TAKUYA∞:そこは真逆でしょうね。メンバー同士が、もはやお互いのことを自分自身のこととして考えるようになってきてるから、何か気になることがあるときは遠慮なしに言います。それがたとえ、ちょっと言いづらいことであっても。
-強い信頼関係が根底にあるからこそ、率直に物を言いあうことができるのですね。
TAKUYA∞:長くなればなるほど、仲悪くなってったり、疎遠になってったりするバンドが多いじゃないですか。少なくとも、僕はそういうバンドしか知らないんですよ。それだけに、自分たちはそうなりたくないって強く思ってますからね。ならへんようにっていう意味で僕らはちゃんと話をするようにしてるんです。
信人:とにかく、お互いを尊重してるのは間違いないですね。俺も、みんなに嫌われたくないなっていつも思ってますし(笑)。これくらいがたぶんちょうどいいんじゃないですか。なあなあでもないし、足りひんとこは引き締めていこう! みたいな空気も常にあるし。いいバランスでバンドをやれてるなって思いますよ。
-ここは今回のシングル『HOURGLASS』を手始めにして、2021年のUVERworldにもまた大きな期待をしていいということですよね。
信人:世界がこうやからとか、世間がこうやからとか、そこを理由に何かを投げ出すことはしたくないですからね。大変なこともあったにせよ、去年は得るものもたくさんあって、初心にかえれたところや、音楽をやっていけることに対してのありがたみも改めて感じたので、今年はその気持ちを具体化させていきたいと思ってます。
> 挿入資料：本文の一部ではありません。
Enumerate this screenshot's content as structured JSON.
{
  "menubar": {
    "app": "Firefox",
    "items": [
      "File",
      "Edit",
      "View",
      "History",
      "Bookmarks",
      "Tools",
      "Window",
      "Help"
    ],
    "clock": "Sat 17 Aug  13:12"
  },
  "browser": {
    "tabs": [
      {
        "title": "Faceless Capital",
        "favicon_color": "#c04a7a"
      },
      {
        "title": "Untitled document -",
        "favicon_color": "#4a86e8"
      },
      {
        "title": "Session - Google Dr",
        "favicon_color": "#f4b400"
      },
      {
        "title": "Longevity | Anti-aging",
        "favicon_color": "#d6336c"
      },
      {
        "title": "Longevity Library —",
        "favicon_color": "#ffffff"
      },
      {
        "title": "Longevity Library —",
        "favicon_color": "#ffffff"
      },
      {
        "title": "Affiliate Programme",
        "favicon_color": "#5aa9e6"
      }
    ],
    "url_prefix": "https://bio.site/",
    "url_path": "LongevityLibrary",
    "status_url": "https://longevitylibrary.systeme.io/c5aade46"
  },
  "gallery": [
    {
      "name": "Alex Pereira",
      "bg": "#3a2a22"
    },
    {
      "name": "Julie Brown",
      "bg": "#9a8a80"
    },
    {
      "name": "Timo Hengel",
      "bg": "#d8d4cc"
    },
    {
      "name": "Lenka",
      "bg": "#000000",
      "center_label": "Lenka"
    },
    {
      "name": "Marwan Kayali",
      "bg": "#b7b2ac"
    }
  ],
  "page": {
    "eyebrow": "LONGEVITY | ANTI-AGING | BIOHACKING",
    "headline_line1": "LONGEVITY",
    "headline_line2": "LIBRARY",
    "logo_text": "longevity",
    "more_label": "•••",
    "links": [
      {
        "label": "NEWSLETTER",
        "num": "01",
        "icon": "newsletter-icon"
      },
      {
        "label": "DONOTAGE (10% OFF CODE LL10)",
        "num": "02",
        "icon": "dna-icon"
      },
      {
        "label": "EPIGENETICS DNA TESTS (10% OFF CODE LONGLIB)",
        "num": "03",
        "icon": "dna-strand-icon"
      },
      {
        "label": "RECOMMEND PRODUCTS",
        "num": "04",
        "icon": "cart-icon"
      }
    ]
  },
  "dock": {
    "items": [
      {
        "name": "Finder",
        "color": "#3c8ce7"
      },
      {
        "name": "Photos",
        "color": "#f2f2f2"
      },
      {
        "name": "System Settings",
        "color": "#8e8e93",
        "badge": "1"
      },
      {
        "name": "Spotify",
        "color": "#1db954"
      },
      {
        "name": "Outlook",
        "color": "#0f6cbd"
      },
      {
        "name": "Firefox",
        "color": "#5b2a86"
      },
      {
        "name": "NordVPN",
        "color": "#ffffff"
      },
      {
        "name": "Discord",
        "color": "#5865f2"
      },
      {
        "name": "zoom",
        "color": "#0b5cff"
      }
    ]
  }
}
TAKUYA∞:僕は、ここからいい方向に社会が動いていくとしか思ってないんですよ。楽観的かもしれないですけど、もうこれ以上ひどくはなれへんやろうからね。人によってはまだ危険だと感じる人もいるでしょうけど、そういう人は動けるようになるまで待ってればいいだろうし。だから、僕らはできるだけ去年のぶんも取り返すくらいの勢いで、ライヴをやっていこうと思ってます。具体的にはまだ何も決まってないですけど、絶対に今年は2020年のぶんもみんなにお返ししますよ。そして、リリースもね。ここからは今までより安定してやっていけると思います。何しろ、ここまでにはもて余すくらい時間がたくさんあったんで、曲がいっぱいできてるんです。
-ということは......?
TAKUYA∞:アルバムもそう遠くないうちに出そうと考えてます。UVERworldのファンの人たちには、こういうときでも、僕らの音楽を通して少しでも健やかに楽しく過ごしていってほしいと思ってますからね。これからもまた、作品とライヴの両方をみんなにしっかりと提供していくつもりです。